If you find that surprising, you’re not alone. Many couples who write their own vows (ahem, ourselves included) write them very late in the game, sometimes even the day of the wedding. Maybe they put it off because it seems hard (classic procrastination). Or maybe they do it last because it’s easy (better to do the hard stuff first).
Here’s why we suggest writing your vows first: If you write your vows today, you can get married tomorrow.
Think about it: It may not be the wedding of your dreams, but you and your partner can get married tomorrow (well, technically, you need a marriage license, too).
Remember what we said at the beginning of this Guide about Scrum being an iterative process? This is where that comes into play. In software, there’s a concept called the “Minimum Viable Product” or MVP. This is the smallest possible version of the product that can technically still be called the product.

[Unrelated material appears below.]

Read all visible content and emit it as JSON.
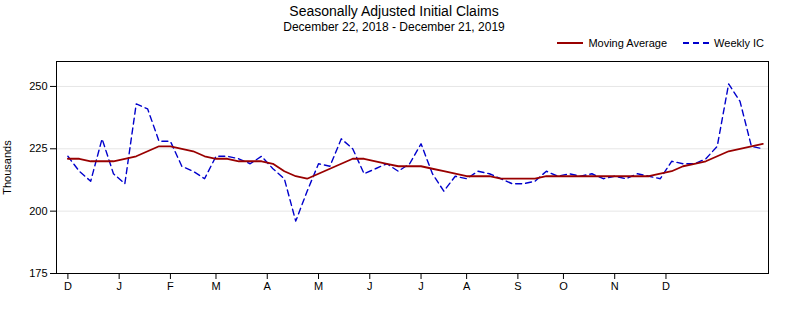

You need to identify your Minimum Viable Wedding—it might be you, your partner, a justice of the peace, and some heartfelt words scrawled on a piece of notebook paper.
Of course, we’re not suggesting you stop there! You want to build up around the Minimum Viable Wedding.
Here’s what we mean:
Imagine a circle that represents your Minimum Viable Wedding. Let’s say it includes your vows, your rings, your marriage license, and an officiant. Your list should be your own and should represent your absolute minimum requirements for getting married.
Now, imagine a “version 2” (or v2) for your wedding. For most people who are planning a wedding, the v2 will include guests! And with guests come a few more requirements: invitations, a venue big enough to accommodate everyone, and perhaps food and drink to sustain everyone.
For v3 you might expand your list of requirements to include special clothes, a wedding party, music, a photographer.
v4 might include things that feel less essential to you—flowers, a guest book, DIY party favors—and so on.
We recommend planning your wedding in this way so that, from very early on, you can actually imagine the wedding happening, and feel good about it. Each “version” represents another step toward your dream scenario, but you’ll adjust your vision every step of the way as you gain new information.